If we define a new function, $r(h)$, which takes an arbitrary number and maps it to a point on the circle, we can feed it the result of our hash function, like so:
$$r(H(k)) = (x_k, y_k)$$
(For now, don't worry about how we actually implement $r(h)$. Also, because djb2 doesn't avalanche well for short keys, we'll be switching to a modified SHA1, where we take the first 8-bits of the hash result.)
Assume that we calculate $r(H(k))$ for all of our RRD filename keys, and we get this:
Next, we assign our storage nodes from $S$ to points $A$, $B$ and $C$ on the ring:
To figure out which node $S_x$ is responsible for a key $k$, we find the point $r(H(k))$ on the ring, and then visit each subsequent point, in a clockwise direction, until we find one that corresponds to a node.
For example, let's assume that we hash host02.example.com:memory, run it through $r(h)$, and it spits out the point labeled $4$ in the diagram. Starting there, we walk the ring clockwise, passing point $7$, until we reach $B$.
Effectively, this means that each node point "owns" all key points that precede it. The exciting (and useful!) quality of this is that adding other nodes will not affect the placement of the existing nodes, since each node's point on the ring is determined solely by the hash function $H(k)$ and information intrinsic to the node itself. In our case, we are hashing the node's fully-qualified, canonical hostname.
Looking again at the diagram, we come up with the following ownership table:
A | 3 | ||||||
---|---|---|---|---|---|---|---|
B | 2 | 4 | 5 | 7 | |||
C | 1 | 6 |
Visually, we can see that $B$ accounts for more than 50% of the ring; our ownership table bears this out. We can correct this disparity by adding another node, and hope that it bisects the arc between $A$ and $B$ (preferably between key points $5$ and $4$).
Just for fun, let's go ahead and add that fourth $D$ node, to demonstrate how resilient consistent hashing is:
And here's the updated ownership table:
A | 3 | ||||||
---|---|---|---|---|---|---|---|
B | 4 | 7 | |||||
C | 1 | 6 | |||||
D | 2 | 5 |
Adding new nodes just to balance out statistical clustering is a pretty raw deal. Luckily, there's another way. The more node points we add, the smoother the distribution will be across nodes. What if, instead of adding real, physical nodes, we just assign multiple points to each node? We'll call them virtual nodes:
A good scheme (assuming that we chose an $H(k)$ with good avalanche properties), is to prefix the node name with a number from $0$ to $v - 1$, where $v$ is the number of virtual nodes to create per physical node. Whatever differentiating algorithm, just make sure the clients all know (and agree on) it!

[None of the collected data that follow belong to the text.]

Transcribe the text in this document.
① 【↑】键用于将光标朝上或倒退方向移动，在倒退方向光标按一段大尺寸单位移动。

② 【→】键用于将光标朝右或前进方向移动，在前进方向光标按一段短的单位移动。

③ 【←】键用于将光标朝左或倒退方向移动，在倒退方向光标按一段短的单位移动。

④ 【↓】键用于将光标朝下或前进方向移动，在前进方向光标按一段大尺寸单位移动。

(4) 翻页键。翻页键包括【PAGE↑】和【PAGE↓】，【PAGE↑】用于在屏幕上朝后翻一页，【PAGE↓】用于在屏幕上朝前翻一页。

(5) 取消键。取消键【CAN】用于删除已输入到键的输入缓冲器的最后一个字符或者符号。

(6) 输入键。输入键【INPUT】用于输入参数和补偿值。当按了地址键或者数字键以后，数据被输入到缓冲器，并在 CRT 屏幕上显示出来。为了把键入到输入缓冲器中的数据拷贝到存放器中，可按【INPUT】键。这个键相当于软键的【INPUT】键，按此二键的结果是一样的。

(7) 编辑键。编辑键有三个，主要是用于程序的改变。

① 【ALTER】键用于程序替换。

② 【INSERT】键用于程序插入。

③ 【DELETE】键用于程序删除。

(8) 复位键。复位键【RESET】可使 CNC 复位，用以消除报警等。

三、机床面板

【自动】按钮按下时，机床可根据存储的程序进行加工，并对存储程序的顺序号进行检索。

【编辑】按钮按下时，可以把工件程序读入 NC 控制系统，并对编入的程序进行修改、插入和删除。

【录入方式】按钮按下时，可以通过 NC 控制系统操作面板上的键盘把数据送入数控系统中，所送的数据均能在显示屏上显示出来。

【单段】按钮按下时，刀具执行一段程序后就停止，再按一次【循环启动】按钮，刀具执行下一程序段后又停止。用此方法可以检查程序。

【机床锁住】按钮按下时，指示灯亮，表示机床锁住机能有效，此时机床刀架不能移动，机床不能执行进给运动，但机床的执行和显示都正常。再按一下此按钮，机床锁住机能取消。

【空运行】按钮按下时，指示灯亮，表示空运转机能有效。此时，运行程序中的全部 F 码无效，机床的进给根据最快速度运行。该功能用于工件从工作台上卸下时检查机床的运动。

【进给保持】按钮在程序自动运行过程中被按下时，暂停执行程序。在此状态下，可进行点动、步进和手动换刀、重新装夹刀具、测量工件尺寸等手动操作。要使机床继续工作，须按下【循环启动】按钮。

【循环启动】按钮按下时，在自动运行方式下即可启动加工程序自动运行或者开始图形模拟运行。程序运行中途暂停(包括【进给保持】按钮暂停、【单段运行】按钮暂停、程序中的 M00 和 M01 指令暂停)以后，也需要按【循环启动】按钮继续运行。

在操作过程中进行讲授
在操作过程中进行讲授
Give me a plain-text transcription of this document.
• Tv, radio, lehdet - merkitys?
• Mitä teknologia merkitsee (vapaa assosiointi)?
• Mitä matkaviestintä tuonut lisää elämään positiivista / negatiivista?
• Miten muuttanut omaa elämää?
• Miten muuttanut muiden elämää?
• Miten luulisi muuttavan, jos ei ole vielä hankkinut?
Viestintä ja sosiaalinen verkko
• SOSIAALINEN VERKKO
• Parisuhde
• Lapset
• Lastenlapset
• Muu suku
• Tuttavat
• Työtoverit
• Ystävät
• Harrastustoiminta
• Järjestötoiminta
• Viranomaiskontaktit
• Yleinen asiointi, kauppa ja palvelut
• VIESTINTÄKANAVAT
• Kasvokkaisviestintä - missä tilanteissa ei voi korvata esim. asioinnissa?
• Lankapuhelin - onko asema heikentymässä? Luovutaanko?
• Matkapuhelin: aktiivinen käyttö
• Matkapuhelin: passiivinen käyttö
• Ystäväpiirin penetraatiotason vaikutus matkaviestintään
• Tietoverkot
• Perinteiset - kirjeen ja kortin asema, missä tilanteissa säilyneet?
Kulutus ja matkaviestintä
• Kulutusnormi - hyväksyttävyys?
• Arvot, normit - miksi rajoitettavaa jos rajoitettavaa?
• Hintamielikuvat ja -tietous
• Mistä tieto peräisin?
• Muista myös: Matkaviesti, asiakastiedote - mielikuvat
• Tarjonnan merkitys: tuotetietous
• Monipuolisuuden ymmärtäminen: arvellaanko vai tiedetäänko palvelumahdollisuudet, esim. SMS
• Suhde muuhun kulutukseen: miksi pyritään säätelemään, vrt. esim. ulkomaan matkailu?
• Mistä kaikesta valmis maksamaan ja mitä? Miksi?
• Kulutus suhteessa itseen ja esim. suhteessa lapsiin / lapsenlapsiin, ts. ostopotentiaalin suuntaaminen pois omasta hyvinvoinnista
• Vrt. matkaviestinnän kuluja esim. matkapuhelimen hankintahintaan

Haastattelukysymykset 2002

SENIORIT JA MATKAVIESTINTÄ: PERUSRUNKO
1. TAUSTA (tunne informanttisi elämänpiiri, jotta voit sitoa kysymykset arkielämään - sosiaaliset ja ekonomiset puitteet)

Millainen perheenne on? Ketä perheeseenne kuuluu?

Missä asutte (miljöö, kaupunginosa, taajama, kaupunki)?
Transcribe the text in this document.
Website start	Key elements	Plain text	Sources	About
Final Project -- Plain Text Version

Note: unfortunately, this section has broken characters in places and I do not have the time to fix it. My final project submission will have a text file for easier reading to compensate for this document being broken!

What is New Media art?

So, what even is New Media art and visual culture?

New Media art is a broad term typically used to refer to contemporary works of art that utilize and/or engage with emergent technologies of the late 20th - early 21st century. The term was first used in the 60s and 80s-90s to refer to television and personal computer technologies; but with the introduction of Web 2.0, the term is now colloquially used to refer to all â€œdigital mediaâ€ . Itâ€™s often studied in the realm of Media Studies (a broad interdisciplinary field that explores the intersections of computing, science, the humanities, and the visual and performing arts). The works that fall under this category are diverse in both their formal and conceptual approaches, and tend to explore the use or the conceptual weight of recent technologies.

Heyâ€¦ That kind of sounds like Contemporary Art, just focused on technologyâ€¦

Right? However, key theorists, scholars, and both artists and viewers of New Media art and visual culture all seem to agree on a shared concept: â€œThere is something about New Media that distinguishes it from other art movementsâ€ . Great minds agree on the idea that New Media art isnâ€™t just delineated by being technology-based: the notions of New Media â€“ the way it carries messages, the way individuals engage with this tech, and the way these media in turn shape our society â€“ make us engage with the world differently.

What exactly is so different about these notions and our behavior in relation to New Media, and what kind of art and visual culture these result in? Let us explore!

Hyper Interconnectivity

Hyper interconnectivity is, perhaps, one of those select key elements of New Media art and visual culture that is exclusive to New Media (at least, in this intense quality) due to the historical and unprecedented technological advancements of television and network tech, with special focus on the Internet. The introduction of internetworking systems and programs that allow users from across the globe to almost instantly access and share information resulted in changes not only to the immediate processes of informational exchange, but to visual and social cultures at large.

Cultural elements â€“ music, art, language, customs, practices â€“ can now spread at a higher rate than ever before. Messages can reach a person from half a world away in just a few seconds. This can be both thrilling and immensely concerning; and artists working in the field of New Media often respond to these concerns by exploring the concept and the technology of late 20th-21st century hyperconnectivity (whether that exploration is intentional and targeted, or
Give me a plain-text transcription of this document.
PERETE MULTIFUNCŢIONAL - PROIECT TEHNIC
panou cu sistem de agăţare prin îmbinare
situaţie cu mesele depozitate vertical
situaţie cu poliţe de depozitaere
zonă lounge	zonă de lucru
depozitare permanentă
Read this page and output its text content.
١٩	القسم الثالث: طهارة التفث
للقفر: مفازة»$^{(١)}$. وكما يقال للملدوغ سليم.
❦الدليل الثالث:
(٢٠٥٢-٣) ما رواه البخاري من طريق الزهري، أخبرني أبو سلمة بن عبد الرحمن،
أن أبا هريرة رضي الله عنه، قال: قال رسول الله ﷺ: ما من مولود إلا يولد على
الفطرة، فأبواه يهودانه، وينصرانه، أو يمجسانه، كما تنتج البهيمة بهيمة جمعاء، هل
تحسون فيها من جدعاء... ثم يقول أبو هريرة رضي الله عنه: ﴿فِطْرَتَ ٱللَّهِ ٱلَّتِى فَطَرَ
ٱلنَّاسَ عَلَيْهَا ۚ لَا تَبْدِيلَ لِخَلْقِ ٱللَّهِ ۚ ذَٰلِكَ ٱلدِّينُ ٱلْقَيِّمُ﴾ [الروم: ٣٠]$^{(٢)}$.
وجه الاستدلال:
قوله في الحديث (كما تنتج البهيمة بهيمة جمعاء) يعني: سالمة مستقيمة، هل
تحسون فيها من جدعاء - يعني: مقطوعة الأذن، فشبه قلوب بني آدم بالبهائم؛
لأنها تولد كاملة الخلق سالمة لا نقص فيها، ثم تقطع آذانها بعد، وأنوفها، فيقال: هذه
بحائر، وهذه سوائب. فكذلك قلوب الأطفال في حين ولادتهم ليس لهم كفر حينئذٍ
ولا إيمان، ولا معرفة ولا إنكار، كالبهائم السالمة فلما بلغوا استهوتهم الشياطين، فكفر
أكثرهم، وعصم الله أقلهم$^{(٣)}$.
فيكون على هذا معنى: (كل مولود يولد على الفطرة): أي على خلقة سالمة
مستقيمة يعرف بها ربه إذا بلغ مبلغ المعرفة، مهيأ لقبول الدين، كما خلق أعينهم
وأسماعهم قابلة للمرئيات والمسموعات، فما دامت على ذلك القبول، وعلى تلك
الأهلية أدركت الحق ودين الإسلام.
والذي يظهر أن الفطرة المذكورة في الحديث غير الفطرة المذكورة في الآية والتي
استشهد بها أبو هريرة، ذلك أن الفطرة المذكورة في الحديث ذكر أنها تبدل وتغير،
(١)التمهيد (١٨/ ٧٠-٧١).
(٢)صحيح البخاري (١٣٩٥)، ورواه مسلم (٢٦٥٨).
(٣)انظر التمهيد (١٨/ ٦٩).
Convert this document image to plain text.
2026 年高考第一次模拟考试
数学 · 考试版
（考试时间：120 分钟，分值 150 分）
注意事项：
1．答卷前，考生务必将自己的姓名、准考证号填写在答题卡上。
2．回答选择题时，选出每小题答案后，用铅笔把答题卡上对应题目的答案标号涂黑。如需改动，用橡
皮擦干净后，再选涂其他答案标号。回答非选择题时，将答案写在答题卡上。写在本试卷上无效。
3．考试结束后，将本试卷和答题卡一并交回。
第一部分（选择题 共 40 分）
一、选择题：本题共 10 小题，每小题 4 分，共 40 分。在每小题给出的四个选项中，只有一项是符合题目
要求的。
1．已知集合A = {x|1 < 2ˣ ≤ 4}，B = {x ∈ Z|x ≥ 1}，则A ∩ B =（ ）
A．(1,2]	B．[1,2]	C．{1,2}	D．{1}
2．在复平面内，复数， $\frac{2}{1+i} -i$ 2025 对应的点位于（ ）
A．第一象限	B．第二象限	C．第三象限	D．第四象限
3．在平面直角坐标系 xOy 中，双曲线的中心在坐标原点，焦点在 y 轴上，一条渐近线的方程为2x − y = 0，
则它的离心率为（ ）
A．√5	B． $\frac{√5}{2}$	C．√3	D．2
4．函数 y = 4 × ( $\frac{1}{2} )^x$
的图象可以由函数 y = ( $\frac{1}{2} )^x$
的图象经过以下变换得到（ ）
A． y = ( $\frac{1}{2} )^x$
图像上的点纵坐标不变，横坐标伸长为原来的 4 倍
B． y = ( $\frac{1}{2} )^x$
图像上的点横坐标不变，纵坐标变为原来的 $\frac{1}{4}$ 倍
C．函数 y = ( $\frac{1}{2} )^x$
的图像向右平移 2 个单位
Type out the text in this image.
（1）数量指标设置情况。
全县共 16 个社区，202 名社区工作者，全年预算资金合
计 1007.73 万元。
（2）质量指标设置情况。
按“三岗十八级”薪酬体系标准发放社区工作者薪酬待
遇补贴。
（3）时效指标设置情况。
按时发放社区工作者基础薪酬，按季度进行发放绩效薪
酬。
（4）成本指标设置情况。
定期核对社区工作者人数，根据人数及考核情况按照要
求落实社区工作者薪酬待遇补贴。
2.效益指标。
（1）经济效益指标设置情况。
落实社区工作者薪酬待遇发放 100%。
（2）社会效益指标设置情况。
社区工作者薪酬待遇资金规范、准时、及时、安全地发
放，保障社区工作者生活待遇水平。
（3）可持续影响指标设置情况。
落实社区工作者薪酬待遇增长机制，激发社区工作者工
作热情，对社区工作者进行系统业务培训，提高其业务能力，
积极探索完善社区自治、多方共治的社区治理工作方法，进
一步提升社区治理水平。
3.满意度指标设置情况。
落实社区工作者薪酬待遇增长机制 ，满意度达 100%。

Note that each node now exists as four separate points on the ring. The same ownership behaviors apply (walk the ring clockwise until you hit a node point), so we can regenerate our ownership table:
A | 4 | 7 | |||||
---|---|---|---|---|---|---|---|
B | 1 | 2 | |||||
C | 3 | 5 | 6 |
That's a much more even distribution of the keyspace, and it gets more even as (1) the hash function gets better and (2) the number of virtual nodes goes up.
We can actually use this virtual node trick to weight some nodes differently than others. Let's suppose that node $A$ has twice as much capacity (both I/O and raw disk storage) as the other two nodes. If we assign twice as many virtual nodes (8 instead of 4) to $A$, we should see an increase in the amount of keyspace that $A$ is responsible for:
And here's the new ownership table:
A | 1 | 3 | 4 | 7 | |||
---|---|---|---|---|---|---|---|
B | 2 | ||||||
C | 5 | 6 |
As expected, $A$ now holds twice as much keyspace as either of the other two nodes!